What We Fund

Supporting Mobilization, Organizing, Advocacy, Resistance, Healing, Inspiration and Liberation

We Fund Groups That Are:

  • People of Color Led – Groups, organizations and coalitions whose core leadership and primary decision makers identify as BIPOC (Black, Indigenous, People of Color), and whose other identities may be women, LGBTQ+, youth, returning citizens, immigrants, people with disabilities, or excluded workers who have historically faced challenges securing traditional forms of funding.

  • Focused on DC Residents – Work that is organized and operated within the District of Columbia and primarily impacts DC residents of color or former residents who have been displaced or gentrified out of the city.

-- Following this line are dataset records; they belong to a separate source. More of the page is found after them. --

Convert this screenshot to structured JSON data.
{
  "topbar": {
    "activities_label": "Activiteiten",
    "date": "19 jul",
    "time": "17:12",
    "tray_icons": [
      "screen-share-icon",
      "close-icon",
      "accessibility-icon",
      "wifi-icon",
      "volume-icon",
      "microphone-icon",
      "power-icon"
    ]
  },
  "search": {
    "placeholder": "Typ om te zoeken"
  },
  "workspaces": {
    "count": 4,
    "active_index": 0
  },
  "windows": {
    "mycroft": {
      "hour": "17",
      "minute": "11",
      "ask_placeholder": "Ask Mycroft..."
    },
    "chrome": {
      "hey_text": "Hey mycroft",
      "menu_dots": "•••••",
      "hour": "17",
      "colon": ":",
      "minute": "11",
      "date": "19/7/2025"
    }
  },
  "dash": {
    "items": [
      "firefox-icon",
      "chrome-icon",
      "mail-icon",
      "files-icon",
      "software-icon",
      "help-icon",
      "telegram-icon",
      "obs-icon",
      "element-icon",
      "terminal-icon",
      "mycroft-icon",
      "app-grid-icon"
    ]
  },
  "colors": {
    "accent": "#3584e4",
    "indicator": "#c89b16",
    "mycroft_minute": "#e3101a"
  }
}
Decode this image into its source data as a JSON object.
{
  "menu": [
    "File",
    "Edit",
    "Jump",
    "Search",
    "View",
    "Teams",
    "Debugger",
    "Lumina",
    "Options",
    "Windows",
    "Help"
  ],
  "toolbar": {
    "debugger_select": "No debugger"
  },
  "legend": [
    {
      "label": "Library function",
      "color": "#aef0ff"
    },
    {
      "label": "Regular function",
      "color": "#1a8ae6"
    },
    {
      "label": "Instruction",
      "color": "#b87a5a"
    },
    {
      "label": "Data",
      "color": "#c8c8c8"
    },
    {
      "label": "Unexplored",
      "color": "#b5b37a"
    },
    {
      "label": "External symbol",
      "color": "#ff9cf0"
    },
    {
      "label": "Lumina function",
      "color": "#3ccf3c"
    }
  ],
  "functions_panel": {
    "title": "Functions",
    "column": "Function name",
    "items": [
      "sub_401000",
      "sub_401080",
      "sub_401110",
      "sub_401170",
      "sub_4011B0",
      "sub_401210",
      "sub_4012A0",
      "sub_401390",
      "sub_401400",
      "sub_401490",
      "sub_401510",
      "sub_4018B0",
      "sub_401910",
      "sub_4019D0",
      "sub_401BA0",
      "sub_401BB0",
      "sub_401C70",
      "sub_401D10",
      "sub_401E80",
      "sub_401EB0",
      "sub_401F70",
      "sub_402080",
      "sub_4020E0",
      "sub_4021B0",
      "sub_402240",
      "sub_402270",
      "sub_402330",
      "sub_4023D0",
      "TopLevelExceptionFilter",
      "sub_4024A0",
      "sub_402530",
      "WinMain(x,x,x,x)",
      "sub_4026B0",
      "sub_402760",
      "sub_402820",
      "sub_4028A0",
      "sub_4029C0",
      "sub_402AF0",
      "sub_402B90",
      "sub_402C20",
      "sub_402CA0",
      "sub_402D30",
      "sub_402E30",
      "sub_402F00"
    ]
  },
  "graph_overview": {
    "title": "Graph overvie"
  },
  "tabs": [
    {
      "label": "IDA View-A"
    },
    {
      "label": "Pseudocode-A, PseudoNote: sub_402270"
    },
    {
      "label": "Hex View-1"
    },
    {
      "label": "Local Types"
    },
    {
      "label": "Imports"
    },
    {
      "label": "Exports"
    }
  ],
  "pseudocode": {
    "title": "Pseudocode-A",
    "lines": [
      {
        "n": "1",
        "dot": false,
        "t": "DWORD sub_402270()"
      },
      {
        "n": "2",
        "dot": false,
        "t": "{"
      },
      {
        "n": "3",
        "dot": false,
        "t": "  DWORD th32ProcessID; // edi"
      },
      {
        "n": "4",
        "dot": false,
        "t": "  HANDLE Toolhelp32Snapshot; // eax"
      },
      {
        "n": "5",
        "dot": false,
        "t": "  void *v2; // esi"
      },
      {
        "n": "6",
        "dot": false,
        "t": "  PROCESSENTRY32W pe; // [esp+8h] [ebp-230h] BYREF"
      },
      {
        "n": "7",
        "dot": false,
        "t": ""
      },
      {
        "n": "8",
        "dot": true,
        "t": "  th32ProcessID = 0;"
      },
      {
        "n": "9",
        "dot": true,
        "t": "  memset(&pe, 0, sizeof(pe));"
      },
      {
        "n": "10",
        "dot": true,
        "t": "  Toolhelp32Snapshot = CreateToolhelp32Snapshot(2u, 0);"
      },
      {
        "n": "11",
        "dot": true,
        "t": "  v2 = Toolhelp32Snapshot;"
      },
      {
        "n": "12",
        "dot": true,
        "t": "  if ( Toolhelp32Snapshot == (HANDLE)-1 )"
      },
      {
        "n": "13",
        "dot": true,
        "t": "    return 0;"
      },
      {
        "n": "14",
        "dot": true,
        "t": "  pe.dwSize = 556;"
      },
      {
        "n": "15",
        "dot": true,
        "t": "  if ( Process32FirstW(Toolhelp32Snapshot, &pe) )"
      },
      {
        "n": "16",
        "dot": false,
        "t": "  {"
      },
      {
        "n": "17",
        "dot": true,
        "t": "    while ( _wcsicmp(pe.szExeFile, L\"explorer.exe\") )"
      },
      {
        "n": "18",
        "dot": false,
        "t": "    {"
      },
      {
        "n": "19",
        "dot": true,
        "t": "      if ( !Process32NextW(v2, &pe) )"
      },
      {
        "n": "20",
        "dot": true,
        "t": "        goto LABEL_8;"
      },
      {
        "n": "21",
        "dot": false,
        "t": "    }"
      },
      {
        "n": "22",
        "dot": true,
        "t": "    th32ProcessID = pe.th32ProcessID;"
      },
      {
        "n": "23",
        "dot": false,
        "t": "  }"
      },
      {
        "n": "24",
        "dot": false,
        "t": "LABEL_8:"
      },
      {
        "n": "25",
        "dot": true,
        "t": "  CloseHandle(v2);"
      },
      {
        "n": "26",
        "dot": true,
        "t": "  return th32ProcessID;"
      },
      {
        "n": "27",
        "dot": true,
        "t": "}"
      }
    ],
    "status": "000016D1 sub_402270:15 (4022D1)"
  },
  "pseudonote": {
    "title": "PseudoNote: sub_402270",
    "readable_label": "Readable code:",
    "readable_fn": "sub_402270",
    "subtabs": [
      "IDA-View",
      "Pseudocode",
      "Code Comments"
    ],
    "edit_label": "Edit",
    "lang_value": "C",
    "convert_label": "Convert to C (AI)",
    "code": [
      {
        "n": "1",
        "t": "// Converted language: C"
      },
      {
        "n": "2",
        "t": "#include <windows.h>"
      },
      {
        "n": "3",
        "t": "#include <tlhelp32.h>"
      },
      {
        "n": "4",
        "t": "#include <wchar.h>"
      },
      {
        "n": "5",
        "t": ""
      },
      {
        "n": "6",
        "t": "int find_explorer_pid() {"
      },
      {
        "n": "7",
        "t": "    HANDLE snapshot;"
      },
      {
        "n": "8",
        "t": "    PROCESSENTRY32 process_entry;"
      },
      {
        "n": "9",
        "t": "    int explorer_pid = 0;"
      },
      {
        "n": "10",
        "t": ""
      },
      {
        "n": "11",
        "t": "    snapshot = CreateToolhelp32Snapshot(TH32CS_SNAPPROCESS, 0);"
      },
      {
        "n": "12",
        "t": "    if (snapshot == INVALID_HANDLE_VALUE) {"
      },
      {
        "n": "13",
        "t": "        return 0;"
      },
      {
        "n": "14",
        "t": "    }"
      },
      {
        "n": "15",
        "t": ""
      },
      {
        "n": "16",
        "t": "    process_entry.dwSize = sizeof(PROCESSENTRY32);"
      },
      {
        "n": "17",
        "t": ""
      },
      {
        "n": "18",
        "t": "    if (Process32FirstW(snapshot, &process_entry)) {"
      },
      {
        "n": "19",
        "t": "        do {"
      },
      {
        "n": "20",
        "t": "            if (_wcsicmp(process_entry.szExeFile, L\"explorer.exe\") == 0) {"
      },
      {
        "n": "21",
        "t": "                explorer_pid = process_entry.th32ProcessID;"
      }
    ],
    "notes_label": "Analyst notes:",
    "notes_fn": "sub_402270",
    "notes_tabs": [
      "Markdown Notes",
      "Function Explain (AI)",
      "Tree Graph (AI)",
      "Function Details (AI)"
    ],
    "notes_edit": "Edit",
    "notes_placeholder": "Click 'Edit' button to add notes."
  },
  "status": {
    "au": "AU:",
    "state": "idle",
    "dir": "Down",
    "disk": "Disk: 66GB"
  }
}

  • Social Justice Centered – Projects that amplify the leadership and voices of those directly-affected by the issues and needs being addressed. Work that takes action to create equitable outcomes and transfers power and resources to directly-affected communities. Approaches that tackle root problems by engaging affected communities to find solutions, organize against oppression of all kinds, and create mechanisms for transformational change.

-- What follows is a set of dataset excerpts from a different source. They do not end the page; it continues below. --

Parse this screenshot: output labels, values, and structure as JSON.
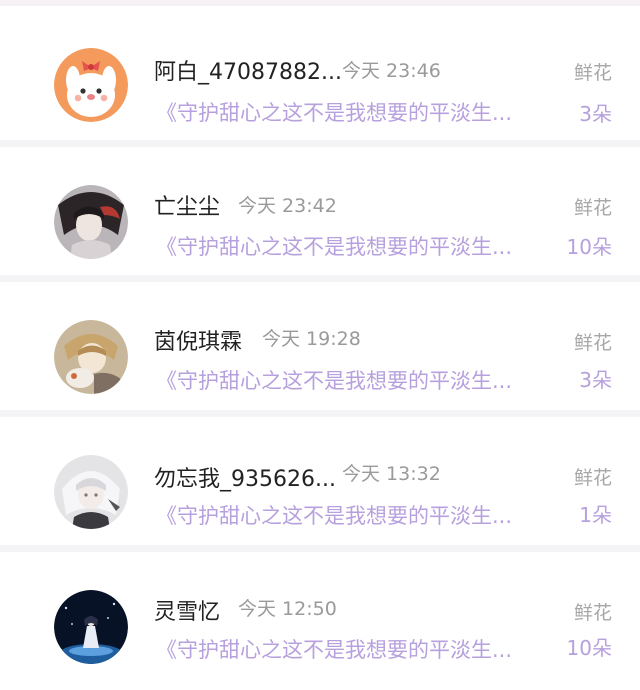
{
  "records": [
    {
      "name": "阿白_47087882...",
      "time": "今天 23:46",
      "book": "《守护甜心之这不是我想要的平淡生...",
      "gift_type": "鲜花",
      "gift_count": "3朵",
      "avatar": "orange-bunny-avatar"
    },
    {
      "name": "亡尘尘",
      "time": "今天 23:42",
      "book": "《守护甜心之这不是我想要的平淡生...",
      "gift_type": "鲜花",
      "gift_count": "10朵",
      "avatar": "dark-hair-character-avatar"
    },
    {
      "name": "茵倪琪霖",
      "time": "今天 19:28",
      "book": "《守护甜心之这不是我想要的平淡生...",
      "gift_type": "鲜花",
      "gift_count": "3朵",
      "avatar": "boy-with-cat-avatar"
    },
    {
      "name": "勿忘我_935626...",
      "time": "今天 13:32",
      "book": "《守护甜心之这不是我想要的平淡生...",
      "gift_type": "鲜花",
      "gift_count": "1朵",
      "avatar": "white-hair-character-avatar"
    },
    {
      "name": "灵雪忆",
      "time": "今天 12:50",
      "book": "《守护甜心之这不是我想要的平淡生...",
      "gift_type": "鲜花",
      "gift_count": "10朵",
      "avatar": "night-sky-figure-avatar"
    }
  ],
  "colors": {
    "accent_purple": "#b7a0de",
    "name_text": "#222222",
    "muted_text": "#9a9a9a"
  }
}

  • Coalition Driven – In addition to funding individual organizations or projects, we support coalitions of three groups or more who are BIPOC led and collaborating to amplify their power.

*Groups do not need to be a 501(c)3 nonprofit organization to apply.

We do not fund:

  • Direct service programs that are not linked to organizing, advocacy or policy change.

  • Regional organizations/projects that do not primarily impact DC residents.

  • Anyone who has received a grant through a Fall / Spring grant cycle within the last 12 months. For example, groups that receive funding in the Fall of one year will not be eligible to reapply until the Fall of the next year.

Examples:

We will most likely fund:

  • A student organizing group that may partner with a white-led nonprofit solely as a fiscal agent, but whose strategic decisions are made by a leadership council of BIPOC identifying youth.

  • A cancel rent campaign whose organization members are residents who live in Ward 7 and former residents who have had to relocate to Prince George’s County.

  • A newly formed coalition organizing resources to meet basic needs for excluded workers and their families, in mutual aid, as part of a long-term community building strategy.

  • A healing collective curated by people who identify as BIPOC that creates healing circles for organizers of color throughout the city.

We probably won’t fund:

  • A white-led economic policy nonprofit with a majority white-board in which a community outreach project is facilitated by staff of color who do not have organizational decision making power.

  • A Virginia statewide organization, with a chapter in Northern Virginia who is organizing an affordable housing campaign with a few members who are DC residents.

  • A food pantry project, organized by a neighborhood church, to solely feed their food insecure members.

  • An afterschool program that offers recreation and sports for youth.